On a free boundary problem for the Reynolds equation derived from the Stokes system with Tresca boundary conditions (Q1399386)

When considering the flow of a fluid around a solid body, one has to describe the appropriate boundary conditions on the fluid-solid interface, specially when a slip condition is introduced. The authors intend to derive such boundary conditions using an asymptotic analysis approach. They consider a thin film fluid occupying a domain \(\Omega ^{\varepsilon }=\omega \times ( 0,\varepsilon h( .)) \) with varying thinness.

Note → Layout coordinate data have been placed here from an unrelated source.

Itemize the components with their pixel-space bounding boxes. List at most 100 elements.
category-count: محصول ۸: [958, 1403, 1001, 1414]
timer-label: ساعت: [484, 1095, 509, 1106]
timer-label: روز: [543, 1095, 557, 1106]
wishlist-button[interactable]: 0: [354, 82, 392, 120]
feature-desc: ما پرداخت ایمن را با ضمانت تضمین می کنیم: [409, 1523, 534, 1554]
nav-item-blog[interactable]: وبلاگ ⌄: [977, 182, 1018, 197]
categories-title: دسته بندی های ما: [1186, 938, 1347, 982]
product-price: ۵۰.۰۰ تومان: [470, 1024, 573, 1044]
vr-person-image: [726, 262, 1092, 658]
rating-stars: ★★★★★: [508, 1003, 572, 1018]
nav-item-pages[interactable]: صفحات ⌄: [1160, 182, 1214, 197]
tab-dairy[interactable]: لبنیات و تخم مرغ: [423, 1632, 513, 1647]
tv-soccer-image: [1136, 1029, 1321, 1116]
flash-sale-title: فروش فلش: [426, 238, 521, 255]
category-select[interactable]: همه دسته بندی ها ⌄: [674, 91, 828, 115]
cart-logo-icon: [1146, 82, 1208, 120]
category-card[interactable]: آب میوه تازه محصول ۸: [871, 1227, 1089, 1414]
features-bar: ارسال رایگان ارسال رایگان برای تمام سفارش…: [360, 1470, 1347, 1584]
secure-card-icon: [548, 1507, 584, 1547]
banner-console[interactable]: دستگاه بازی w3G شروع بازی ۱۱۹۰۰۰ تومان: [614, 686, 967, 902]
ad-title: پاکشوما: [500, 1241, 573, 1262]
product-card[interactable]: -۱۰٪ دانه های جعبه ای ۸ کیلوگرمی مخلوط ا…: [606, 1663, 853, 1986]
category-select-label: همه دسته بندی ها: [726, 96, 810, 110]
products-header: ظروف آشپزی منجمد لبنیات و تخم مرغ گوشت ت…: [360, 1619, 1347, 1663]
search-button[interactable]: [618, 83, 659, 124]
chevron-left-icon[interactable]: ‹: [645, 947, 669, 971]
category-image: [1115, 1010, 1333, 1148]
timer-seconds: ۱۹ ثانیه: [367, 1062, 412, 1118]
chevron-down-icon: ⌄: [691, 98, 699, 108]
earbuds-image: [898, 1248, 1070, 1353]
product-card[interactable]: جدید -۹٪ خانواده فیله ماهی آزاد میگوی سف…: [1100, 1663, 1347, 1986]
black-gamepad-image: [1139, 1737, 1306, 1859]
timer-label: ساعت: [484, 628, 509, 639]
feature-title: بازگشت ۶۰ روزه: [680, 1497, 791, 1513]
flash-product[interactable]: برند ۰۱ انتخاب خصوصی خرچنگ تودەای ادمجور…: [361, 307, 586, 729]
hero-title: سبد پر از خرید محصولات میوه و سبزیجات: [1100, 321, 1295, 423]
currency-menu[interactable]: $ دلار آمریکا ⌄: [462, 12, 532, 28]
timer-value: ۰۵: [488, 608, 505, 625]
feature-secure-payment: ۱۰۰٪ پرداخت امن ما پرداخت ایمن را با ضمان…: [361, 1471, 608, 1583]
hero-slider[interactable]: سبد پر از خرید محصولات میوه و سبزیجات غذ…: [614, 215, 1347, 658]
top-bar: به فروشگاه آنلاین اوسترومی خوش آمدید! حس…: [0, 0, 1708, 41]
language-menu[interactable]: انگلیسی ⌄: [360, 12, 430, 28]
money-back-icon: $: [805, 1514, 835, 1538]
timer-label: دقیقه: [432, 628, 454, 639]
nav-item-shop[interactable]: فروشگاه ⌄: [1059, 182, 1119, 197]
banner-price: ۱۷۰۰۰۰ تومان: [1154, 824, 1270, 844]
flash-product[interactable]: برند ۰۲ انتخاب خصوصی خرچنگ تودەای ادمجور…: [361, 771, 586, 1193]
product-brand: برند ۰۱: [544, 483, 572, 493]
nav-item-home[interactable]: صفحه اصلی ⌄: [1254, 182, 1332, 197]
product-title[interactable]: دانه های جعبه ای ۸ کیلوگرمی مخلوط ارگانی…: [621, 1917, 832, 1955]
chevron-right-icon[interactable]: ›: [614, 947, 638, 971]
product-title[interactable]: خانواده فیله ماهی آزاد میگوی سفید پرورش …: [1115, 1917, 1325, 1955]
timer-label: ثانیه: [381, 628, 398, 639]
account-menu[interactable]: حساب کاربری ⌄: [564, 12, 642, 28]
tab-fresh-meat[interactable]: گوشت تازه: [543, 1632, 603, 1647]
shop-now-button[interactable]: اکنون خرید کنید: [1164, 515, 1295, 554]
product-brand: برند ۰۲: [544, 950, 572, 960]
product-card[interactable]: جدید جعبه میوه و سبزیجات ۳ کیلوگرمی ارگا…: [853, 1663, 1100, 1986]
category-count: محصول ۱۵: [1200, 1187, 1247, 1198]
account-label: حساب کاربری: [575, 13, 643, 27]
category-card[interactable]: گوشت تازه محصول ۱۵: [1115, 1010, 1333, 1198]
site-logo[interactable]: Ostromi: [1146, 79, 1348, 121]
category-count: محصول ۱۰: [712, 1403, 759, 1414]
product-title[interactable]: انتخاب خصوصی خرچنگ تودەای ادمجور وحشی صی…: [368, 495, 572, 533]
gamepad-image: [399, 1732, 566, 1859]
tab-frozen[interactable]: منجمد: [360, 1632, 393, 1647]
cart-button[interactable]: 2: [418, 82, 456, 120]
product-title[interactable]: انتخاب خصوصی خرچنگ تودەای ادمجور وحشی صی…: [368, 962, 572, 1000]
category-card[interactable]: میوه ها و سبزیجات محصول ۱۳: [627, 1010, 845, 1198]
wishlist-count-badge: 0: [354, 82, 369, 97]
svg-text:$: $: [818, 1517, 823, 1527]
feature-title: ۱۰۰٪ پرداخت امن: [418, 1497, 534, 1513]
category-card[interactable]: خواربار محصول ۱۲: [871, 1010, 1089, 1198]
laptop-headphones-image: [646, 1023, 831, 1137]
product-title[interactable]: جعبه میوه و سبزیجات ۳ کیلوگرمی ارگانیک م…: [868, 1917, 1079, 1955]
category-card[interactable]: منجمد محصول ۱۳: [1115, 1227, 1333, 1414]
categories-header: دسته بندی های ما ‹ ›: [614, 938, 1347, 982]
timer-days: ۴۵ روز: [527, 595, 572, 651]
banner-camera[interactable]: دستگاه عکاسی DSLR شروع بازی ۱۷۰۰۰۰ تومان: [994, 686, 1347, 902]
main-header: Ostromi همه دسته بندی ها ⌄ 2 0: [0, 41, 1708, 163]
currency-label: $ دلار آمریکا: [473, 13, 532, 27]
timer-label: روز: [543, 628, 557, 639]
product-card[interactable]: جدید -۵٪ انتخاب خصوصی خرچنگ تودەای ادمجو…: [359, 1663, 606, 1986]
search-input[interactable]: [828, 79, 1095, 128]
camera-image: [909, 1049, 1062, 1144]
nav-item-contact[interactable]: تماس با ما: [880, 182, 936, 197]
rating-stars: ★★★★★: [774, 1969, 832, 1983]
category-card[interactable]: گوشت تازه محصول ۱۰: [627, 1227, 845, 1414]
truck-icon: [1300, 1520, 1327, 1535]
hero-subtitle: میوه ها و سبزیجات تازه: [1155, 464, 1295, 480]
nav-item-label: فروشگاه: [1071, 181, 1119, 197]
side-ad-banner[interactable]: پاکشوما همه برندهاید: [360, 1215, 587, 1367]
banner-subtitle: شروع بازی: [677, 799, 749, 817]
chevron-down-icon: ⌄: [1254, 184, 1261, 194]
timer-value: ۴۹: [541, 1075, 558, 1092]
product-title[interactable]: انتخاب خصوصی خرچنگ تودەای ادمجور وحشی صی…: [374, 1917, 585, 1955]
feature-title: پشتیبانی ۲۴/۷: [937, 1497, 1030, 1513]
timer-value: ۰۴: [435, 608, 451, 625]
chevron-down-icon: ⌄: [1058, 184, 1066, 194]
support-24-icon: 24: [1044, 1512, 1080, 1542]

On the upper part of the domain the velocity is imposed to be equal to 0. On the lateral boundary the velocity satisfies a zero flux condition and with a vanishing third component. On the lower part of the domain the velocity must satisfy \(u^{\varepsilon }\cdot n=0\) and the tangential velocity verifies a Tresca friction law involving a friction coefficient \(k^{\varepsilon }\). The fluid flow obeys the incompressible Stokes law. Assuming that the friction coefficient \(k^{\varepsilon }\) is a nonnegative function in \(L^{\infty }( \omega) \) the authors first prove an existence and uniqueness result for this Stokes problem, considering the variational formulation of the problem. The main part of the work is devoted to the description of the asymptotic behaviour of the solution when the thinness parameter \(\varepsilon \) of the film goes to 0. First introducing a change of scale the authors work in a fixed domain and imposing some growth conditions on the body forces and on the friction coefficient they get estimates on the solution which allow to take the limit and to derive a limit slip law of Reynolds type. The authors conclude their work proving a uniqueness result for this limit problem which can be described through variational inequalities.